While an older version of Simon might have scoffed at the simplicity of an album about love, Futique embraces its fundamental position in everyone’s lives. “It’s all we fucking have,” he says simply. “It’s all you have to try and keep a hold of.” 

To make the album, the band headed to Berlin’s iconic Hansa Studios alongside producer Jonathan Gilmore, whose credits include The 1975 and beabadoobee. The aim was for Gilmore to be a conduit for the trio’s clearest and more instinctive thoughts to be transmitted straight onto tape without too much tinkering or overthinking. 

“It’s the first record where I sing a word and think, ‘Oh, that sounds like something from Infinity Land,’ and actually enjoy it,” says Simon. “Previously, we’d have run a mile from that. This time, we’d play something and say, ‘Oh, we’ve done a rhythm like that before,’ and he’d say, ‘Yeah, 20 fucking years ago!’ So, there are a few Easter eggs in there…” 

One of Futique’s highlights is the song ‘Woe Is Me, Wow Is You’, bursting with the kind of jagged guitars and chest-thumping noise that the band have made their name on. As the music cuts out, all three band members yell in unison: “This is too special!” as if exorcising the self-doubt they have been wracked with in recent years. When an archetypal Biffy chorus barges down the door straight afterwards, it makes the point perfectly. 

“That song is about being in a band and going on a journey together,” Simon says. “At points, you think about bailing out. Is it worth it? Is it the destination or the journey?

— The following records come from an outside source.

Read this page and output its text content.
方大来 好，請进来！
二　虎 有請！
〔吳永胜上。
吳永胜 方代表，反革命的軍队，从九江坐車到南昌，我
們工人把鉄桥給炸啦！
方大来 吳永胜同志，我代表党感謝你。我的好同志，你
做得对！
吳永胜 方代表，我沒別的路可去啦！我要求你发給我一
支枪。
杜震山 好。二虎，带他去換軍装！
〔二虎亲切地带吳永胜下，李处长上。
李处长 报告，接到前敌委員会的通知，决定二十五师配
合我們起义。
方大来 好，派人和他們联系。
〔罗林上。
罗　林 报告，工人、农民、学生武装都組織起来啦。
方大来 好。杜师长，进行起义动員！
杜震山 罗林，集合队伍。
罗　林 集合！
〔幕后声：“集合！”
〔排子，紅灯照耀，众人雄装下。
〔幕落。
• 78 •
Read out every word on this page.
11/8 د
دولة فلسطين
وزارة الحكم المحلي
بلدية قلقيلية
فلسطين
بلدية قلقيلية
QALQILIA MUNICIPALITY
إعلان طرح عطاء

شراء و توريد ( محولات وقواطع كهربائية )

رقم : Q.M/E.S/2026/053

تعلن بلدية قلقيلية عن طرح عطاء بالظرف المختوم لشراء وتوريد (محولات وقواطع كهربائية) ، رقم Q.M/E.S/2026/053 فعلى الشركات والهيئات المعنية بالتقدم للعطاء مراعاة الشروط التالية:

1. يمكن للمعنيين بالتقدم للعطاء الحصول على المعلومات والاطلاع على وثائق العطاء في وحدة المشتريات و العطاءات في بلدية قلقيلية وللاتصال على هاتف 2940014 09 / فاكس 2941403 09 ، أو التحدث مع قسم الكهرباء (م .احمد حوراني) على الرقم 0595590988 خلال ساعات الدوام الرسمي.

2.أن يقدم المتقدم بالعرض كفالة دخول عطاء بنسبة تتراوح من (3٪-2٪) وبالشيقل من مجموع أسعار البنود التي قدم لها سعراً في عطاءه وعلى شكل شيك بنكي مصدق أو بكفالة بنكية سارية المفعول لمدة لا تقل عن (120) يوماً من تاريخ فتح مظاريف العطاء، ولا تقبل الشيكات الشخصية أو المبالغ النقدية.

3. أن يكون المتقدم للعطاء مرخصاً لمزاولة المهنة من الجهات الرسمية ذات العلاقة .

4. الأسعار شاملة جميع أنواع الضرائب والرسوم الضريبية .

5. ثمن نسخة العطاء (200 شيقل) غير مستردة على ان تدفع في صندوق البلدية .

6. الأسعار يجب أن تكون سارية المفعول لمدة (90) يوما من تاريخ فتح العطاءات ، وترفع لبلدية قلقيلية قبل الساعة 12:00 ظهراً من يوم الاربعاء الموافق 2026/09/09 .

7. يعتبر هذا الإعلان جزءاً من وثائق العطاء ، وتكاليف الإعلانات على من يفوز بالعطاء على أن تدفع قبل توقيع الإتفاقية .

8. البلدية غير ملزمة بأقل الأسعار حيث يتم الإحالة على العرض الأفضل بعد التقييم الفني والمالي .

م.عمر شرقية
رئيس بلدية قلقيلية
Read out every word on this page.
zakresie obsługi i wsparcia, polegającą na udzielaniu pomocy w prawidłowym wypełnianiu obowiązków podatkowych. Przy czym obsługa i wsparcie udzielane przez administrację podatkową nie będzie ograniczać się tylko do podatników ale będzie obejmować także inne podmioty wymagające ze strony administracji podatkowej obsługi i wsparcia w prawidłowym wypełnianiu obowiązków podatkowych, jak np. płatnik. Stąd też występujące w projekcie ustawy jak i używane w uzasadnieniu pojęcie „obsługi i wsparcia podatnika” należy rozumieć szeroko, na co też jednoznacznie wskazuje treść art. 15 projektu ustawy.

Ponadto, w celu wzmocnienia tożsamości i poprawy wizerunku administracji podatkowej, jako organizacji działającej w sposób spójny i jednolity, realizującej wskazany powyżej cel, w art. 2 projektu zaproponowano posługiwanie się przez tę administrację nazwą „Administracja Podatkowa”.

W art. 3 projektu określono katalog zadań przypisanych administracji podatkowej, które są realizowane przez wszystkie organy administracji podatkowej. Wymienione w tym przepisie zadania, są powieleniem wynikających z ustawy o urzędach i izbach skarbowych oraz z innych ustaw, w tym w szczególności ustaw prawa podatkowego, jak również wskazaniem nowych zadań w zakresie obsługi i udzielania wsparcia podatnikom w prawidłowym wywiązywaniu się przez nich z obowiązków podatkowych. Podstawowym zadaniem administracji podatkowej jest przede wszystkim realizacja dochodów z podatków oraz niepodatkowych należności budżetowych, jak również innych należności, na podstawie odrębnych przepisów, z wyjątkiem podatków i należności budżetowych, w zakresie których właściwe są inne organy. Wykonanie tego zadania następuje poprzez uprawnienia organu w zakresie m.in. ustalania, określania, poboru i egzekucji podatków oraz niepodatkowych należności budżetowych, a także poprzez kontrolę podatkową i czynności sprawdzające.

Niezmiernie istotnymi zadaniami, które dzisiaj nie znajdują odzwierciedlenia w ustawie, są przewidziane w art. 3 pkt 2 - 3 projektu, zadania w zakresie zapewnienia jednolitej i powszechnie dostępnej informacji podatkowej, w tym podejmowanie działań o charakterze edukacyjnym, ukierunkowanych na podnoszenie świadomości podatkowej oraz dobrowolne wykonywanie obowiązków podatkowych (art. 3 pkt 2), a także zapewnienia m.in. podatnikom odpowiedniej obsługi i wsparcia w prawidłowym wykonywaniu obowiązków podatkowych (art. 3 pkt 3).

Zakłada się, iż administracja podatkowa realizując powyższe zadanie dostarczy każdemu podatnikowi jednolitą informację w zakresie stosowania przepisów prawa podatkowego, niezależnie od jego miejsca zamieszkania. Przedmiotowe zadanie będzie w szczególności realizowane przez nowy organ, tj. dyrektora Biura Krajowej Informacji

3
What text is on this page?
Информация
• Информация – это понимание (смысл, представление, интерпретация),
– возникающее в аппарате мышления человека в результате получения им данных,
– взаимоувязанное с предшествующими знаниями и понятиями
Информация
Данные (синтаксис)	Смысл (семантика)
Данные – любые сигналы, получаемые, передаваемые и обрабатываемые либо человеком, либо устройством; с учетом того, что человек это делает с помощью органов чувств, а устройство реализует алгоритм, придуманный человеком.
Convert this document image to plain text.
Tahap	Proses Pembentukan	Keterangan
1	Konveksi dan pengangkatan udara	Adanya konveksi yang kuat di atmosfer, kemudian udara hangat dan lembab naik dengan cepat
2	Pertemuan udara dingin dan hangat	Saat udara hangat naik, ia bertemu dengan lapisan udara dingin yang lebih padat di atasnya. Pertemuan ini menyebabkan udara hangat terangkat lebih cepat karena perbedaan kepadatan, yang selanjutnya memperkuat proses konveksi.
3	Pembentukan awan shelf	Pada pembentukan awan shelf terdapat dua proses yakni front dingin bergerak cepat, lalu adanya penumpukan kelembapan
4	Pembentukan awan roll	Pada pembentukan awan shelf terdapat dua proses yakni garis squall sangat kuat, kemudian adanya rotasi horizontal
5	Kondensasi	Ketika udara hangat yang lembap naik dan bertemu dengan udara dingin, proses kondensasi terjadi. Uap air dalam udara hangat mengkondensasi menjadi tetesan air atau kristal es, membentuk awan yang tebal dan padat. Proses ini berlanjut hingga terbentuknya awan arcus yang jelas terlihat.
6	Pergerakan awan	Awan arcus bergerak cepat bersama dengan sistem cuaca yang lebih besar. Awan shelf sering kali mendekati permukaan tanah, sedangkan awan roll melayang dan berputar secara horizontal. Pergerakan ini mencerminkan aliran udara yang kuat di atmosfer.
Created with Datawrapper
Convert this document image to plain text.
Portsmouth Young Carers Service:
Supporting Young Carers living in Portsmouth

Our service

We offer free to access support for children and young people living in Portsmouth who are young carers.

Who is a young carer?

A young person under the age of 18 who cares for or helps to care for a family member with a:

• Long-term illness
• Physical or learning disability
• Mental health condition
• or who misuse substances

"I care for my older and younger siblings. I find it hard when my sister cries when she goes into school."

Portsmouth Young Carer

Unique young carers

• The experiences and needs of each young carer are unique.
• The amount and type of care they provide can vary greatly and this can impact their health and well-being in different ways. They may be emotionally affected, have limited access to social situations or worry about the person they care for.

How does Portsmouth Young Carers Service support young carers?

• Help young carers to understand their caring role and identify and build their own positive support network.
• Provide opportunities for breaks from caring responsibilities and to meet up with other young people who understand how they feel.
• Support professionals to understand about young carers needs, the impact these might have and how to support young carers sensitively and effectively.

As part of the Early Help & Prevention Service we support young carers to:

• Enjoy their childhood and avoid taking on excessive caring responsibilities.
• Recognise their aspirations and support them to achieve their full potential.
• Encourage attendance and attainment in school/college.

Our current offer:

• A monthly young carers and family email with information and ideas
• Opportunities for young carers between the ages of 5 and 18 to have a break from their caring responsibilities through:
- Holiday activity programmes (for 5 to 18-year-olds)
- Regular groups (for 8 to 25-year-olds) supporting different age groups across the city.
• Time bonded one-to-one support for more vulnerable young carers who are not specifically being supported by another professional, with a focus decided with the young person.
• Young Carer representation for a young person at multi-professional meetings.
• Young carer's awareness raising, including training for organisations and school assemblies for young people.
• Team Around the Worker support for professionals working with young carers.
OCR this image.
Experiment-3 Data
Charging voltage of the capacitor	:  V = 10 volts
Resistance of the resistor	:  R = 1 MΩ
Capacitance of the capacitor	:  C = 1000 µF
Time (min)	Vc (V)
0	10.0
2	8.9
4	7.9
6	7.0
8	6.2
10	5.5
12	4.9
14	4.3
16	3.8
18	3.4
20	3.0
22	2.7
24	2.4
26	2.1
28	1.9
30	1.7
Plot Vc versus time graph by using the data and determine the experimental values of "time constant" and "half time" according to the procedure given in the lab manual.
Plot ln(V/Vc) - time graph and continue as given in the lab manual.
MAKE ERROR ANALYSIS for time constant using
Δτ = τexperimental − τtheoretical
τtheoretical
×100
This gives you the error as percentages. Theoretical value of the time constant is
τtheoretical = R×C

A lot of people worry about the destination of what they’re doing, but the times we’ve had our best experiences are when we’re enjoying the journey. The ship will keep fucking floating,” he adds, quoting his own lyrics. “Sorry, I’m much better expressing myself in the song!” 

In the song, and across Futique, you hear the sound of a band shedding worry, comparison and progress purely for progress’s sake. “We’re not scared of what has made us who we are,” Simon affirms. “I do genuinely feel lucky to have these things in my life. You feel so lucky when you get people that you can fucking fall out with and still hug. Life is a series of small victories, not one giant achievement. The older you get, the more you appreciate that. You think there’s some overarching plan or journey, but no, everyone’s just flying…” 

This ship is built to last,” he sings on ‘Woe Is Me, Wow Is You’, as one of Britain’s best rock bands enter their fourth decade and keep on sailing.